The penalties for selling alcohol to a minor can be as stiff as a shot of absinthe. Fortunately, there are a variety of legal defenses available to business owners when they either mistakenly sell alcohol to a minor or allow a minor to consume alcohol on your premises.
Here are the most common defenses to selling alcohol to minors:
General mistake of fact. In many states, selling alcohol to minors is a strict liability offense, which means the prosecution does not need to prove that the defendant knew the individual to whom he or she provided alcohol was underage. Typically, business owners can't use a "mistake of fact" defense against strict liability offenses. Still, a number of courts allow defendants to raise the defense if they had an honest and reasonable belief that justified their conduct.

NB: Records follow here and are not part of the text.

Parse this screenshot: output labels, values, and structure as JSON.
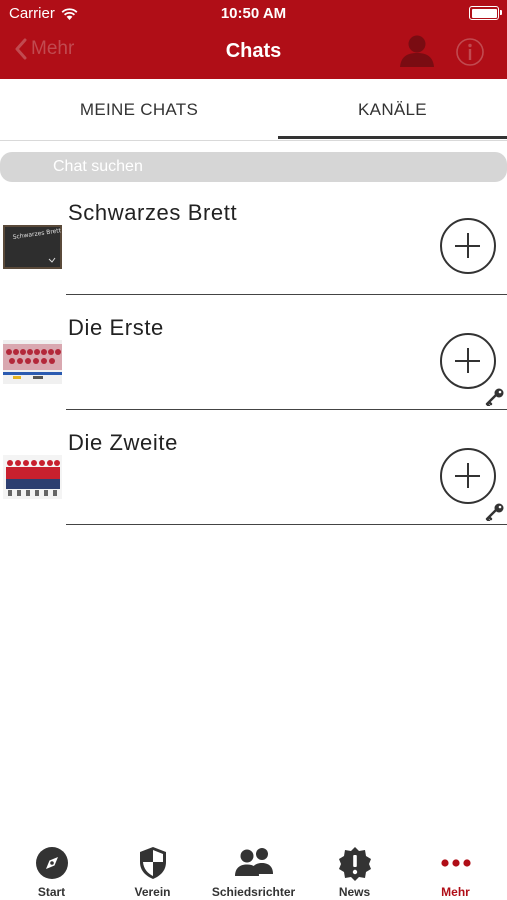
{
  "status_bar": {
    "carrier": "Carrier",
    "time": "10:50 AM"
  },
  "nav": {
    "back_label": "Mehr",
    "title": "Chats"
  },
  "tabs": [
    {
      "label": "MEINE CHATS"
    },
    {
      "label": "KANÄLE",
      "active": true
    }
  ],
  "search": {
    "placeholder": "Chat suchen"
  },
  "chats": [
    {
      "title": "Schwarzes Brett",
      "thumbnail_text": "Schwarzes Brett",
      "locked": false
    },
    {
      "title": "Die Erste",
      "locked": true
    },
    {
      "title": "Die Zweite",
      "locked": true
    }
  ],
  "tabbar": [
    {
      "label": "Start",
      "icon": "compass-icon"
    },
    {
      "label": "Verein",
      "icon": "shield-icon"
    },
    {
      "label": "Schiedsrichter",
      "icon": "people-icon"
    },
    {
      "label": "News",
      "icon": "news-badge-icon"
    },
    {
      "label": "Mehr",
      "icon": "more-dots-icon",
      "active": true
    }
  ],
  "colors": {
    "brand": "#b00e17",
    "text": "#333333",
    "search_bg": "#d6d6d6"
  }
}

Mistake of fact based on I.D. In several states like California, a liquor licensee may be absolved of criminal liability if he or she reasonably relied on a bona fide government issued I.D. card such as a driver's license, identification card, or passport. The card can be forged or fake but it needs to look authentic. The critical determination is whether the employee who checked the minor's I.D. reasonably believed that it was a genuine, government-issued form of identification.

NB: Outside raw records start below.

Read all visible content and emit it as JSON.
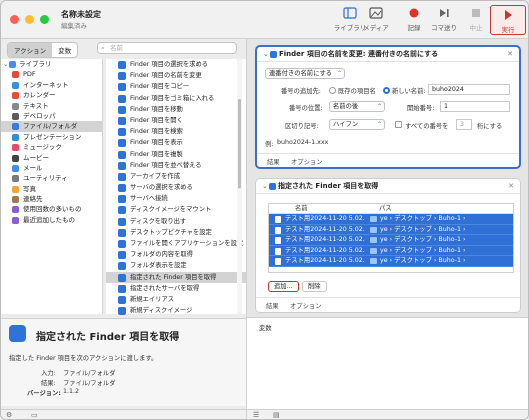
{
  "window": {
    "title": "名称未設定",
    "subtitle": "編集済み"
  },
  "toolbar": {
    "library": "ライブラリ",
    "media": "メディア",
    "record": "記録",
    "step": "コマ送り",
    "stop": "中止",
    "run": "実行"
  },
  "left": {
    "tab_actions": "アクション",
    "tab_variables": "変数",
    "search_placeholder": "名前",
    "library": [
      {
        "label": "ライブラリ",
        "color": "#4a90d9"
      },
      {
        "label": "PDF",
        "color": "#e04b3c"
      },
      {
        "label": "インターネット",
        "color": "#3a8ee6"
      },
      {
        "label": "カレンダー",
        "color": "#e94b3c"
      },
      {
        "label": "テキスト",
        "color": "#8a8a8a"
      },
      {
        "label": "デベロッパ",
        "color": "#5a5a5a"
      },
      {
        "label": "ファイル/フォルダ",
        "color": "#3b7bd6"
      },
      {
        "label": "プレゼンテーション",
        "color": "#2f8fd8"
      },
      {
        "label": "ミュージック",
        "color": "#f04868"
      },
      {
        "label": "ムービー",
        "color": "#444444"
      },
      {
        "label": "メール",
        "color": "#3d8ef0"
      },
      {
        "label": "ユーティリティ",
        "color": "#7a7a7a"
      },
      {
        "label": "写真",
        "color": "#f2a53a"
      },
      {
        "label": "連絡先",
        "color": "#a07a52"
      },
      {
        "label": "使用回数の多いもの",
        "color": "#8a5ed6"
      },
      {
        "label": "最近追加したもの",
        "color": "#8a5ed6"
      }
    ],
    "actions": [
      "Finder 項目の選択を求める",
      "Finder 項目の名前を変更",
      "Finder 項目をコピー",
      "Finder 項目をゴミ箱に入れる",
      "Finder 項目を移動",
      "Finder 項目を開く",
      "Finder 項目を検索",
      "Finder 項目を表示",
      "Finder 項目を複製",
      "Finder 項目を並べ替える",
      "アーカイブを作成",
      "サーバの選択を求める",
      "サーバへ接続",
      "ディスクイメージをマウント",
      "ディスクを取り出す",
      "デスクトップピクチャを設定",
      "ファイルを開くアプリケーションを設定",
      "フォルダの内容を取得",
      "フォルダ表示を設定",
      "指定された Finder 項目を取得",
      "指定されたサーバを取得",
      "新規エイリアス",
      "新規ディスクイメージ"
    ],
    "desc": {
      "title": "指定された Finder 項目を取得",
      "text": "指定した Finder 項目を次のアクションに渡します。",
      "input_label": "入力:",
      "input_value": "ファイル/フォルダ",
      "result_label": "結果:",
      "result_value": "ファイル/フォルダ",
      "version_label": "バージョン:",
      "version_value": "1.1.2"
    }
  },
  "rename": {
    "title": "Finder 項目の名前を変更: 連番付きの名前にする",
    "mode": "連番付きの名前にする",
    "add_number_label": "番号の追加先:",
    "radio_existing": "既存の項目名",
    "radio_new": "新しい名前:",
    "new_name": "buho2024",
    "position_label": "番号の位置:",
    "position": "名前の後",
    "start_label": "開始番号:",
    "start": "1",
    "separator_label": "区切り記号:",
    "separator": "ハイフン",
    "all_numbers_label": "すべての番号を",
    "digits": "3",
    "digits_suffix": "桁にする",
    "example_label": "例:",
    "example": "buho2024-1.xxx",
    "tab_results": "結果",
    "tab_options": "オプション"
  },
  "finder": {
    "title": "指定された Finder 項目を取得",
    "col_name": "名前",
    "col_path": "パス",
    "rows": [
      {
        "name": "テスト用2024-11-20 5.02.",
        "path": "ye › デスクトップ › Buho-1 ›"
      },
      {
        "name": "テスト用2024-11-20 5.02.",
        "path": "ye › デスクトップ › Buho-1 ›"
      },
      {
        "name": "テスト用2024-11-20 5.02.",
        "path": "ye › デスクトップ › Buho-1 ›"
      },
      {
        "name": "テスト用2024-11-20 5.02.",
        "path": "ye › デスクトップ › Buho-1 ›"
      },
      {
        "name": "テスト用2024-11-20 5.02.",
        "path": "ye › デスクトップ › Buho-1 ›"
      }
    ],
    "add_button": "追加...",
    "delete_button": "削除",
    "tab_results": "結果",
    "tab_options": "オプション"
  },
  "variables": {
    "label": "変数"
  },
  "colors": {
    "accent": "#2f6fd6",
    "run": "#c0392b",
    "record": "#e0302a"
  }
}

Entrapment. If a business owner is caught selling alcohol to a minor during a sting operation, he or she could potentially argue entrapment. State laws vary, but in general, the employer would have to prove that he or she wouldn't have served or sold to the minor but for the government agent's undue persuasion or fraud and that he or she was encouraged to commit the crime. Entrapment is very difficult to prove, so this is the least favorable defense to use.